The ice age is here again, and the utilities are paying.
By Michael Kanellos
If they can pull it off, sheets of ice will soon cover large swaths of the California power grid.
The
Southern California Public Power Authority and Ice Energy will tomorrow
talk about a strategy to deploy ice air conditioners on a broad scale
in the region in part by shifting the burden of paying for a new air
conditioner from the building owner to a utility. In one community in
the program, a utility will pay for the air conditioners and own them as
its own asset.
Collectively, the air conditioners slated for
deployment in Southern California could lead to 53 megawatts worth of
energy storage. Put another way, the air conditioner/energy storage
units could provide 64 gigawatt hours of daytime power each year.
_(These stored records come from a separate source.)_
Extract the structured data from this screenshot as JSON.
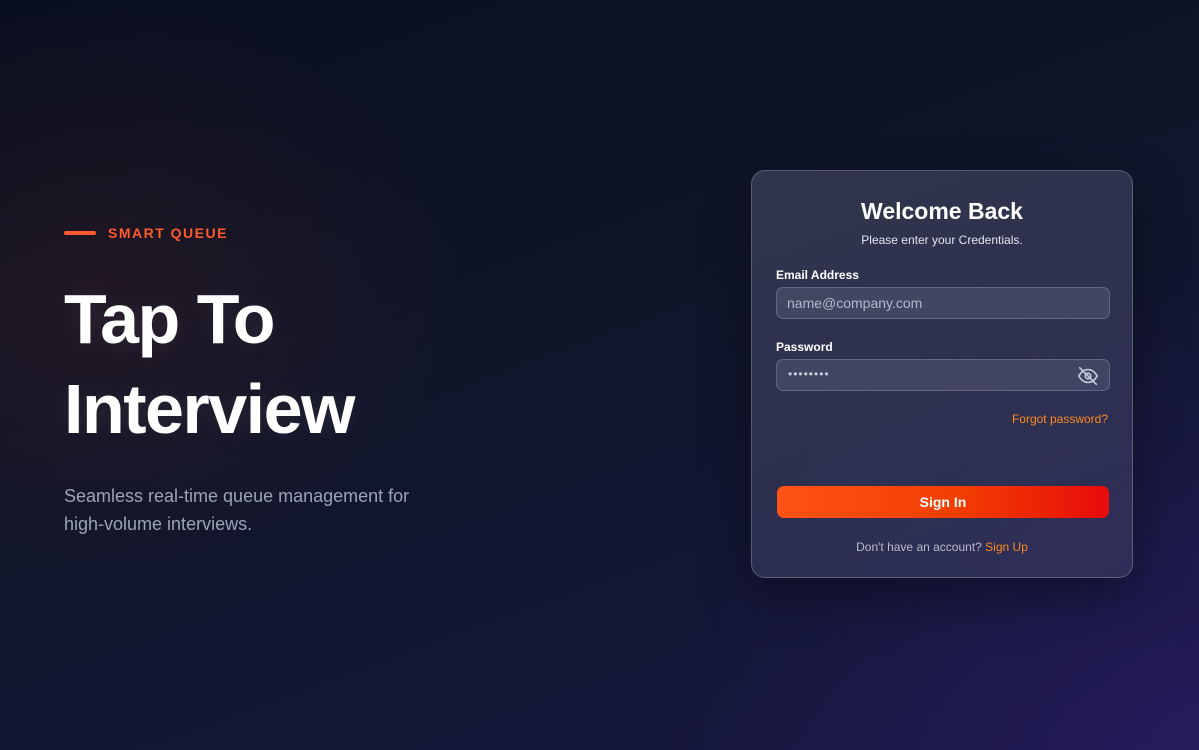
{
  "hero": {
    "eyebrow": "SMART QUEUE",
    "title_line1": "Tap To",
    "title_line2": "Interview",
    "subtitle": "Seamless real-time queue management for high-volume interviews."
  },
  "login": {
    "title": "Welcome Back",
    "subtitle": "Please enter your Credentials.",
    "email": {
      "label": "Email Address",
      "placeholder": "name@company.com",
      "value": ""
    },
    "password": {
      "label": "Password",
      "masked_value": "••••••••",
      "toggle_icon": "eye-off-icon"
    },
    "forgot_password": "Forgot password?",
    "submit": "Sign In",
    "signup_prompt": "Don't have an account?",
    "signup_link": "Sign Up"
  },
  "colors": {
    "accent": "#ff5a2c",
    "link": "#ff8a1f",
    "button_start": "#ff5316",
    "button_end": "#e80c0c",
    "background": "#0f1528"
  }
}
Fifty
megawatts of power can be shaved from daytime demand with about 6,500 of
the company's Ice Bear units, executives have said.
Ice air
conditioners work by effectively shifting the power required to run air
conditioners from the middle of the afternoon, when power costs the most
and demand is highest, to nighttime, when utilities often have to dump
the power they generate because of slack demand.
In short, the
machines make ice at night. As it melts, the chill is transferred to
heat exchangers and distributed through a building. The six hours of
chill the ice can provide can ideally get most buildings though the bulk
of the day. The giant icemakers often sit beneath parking lots.
Ice
air conditioners have been around since the 1920s, when movie theaters
used to deploy them to draw crowds on hot summer days. (And long before
that, Roman Emperor Varius Avitus had snow mounds brought to his garden
to generate cool breezes. It was a highlight of his reign -- Edward
Gibbon and others rank him as the worst emperor Rome ever had.) In more
recent times, ice air conditioners have been placed in shopping centers
and university buildings.
Still, ice air conditioners represent
only a fraction of the market. Ice Energy has been pushing to accelerate
sales by changing incentives and ownership structures. The company used
to sell the systems directly to building owners. Unfortunately, payback
can take years, if it ever takes place at all. Some ice air
conditioners actually use more power than regular air conditioners:
unless a building owner participates in a net metering program, they
could end up being worse off.
Utilities, however, consistently
benefit from them because of the reduction in peak power demand they can
create. Air conditioners can account for as much as 50 percent of
electricity consumption in California, and even more in hotter places
like Dubai. As a result, Ice Energy shifted strategies and began to sell
its units to utilities as devices for peak shaving. In this light, the
ice air conditioners function like demand response systems, eliminating a
chunk of daytime power needs, without the networking. It just happens
on a daily basis.
Three U.S. representatives last year proposed a
bill that would provide business owners and consumers a 30 percent tax
credit for installing ice systems as well, which would help spur demand
in places where utility-based programs don't exist. It could also help
defray costs for the utility.
Calmac, which also makes ice air
conditioners, recently installed a giant system in New York's Bank of
America building. Now, the only thing the market is missing is an
endorsement from Otzi, the ice man of the Alps.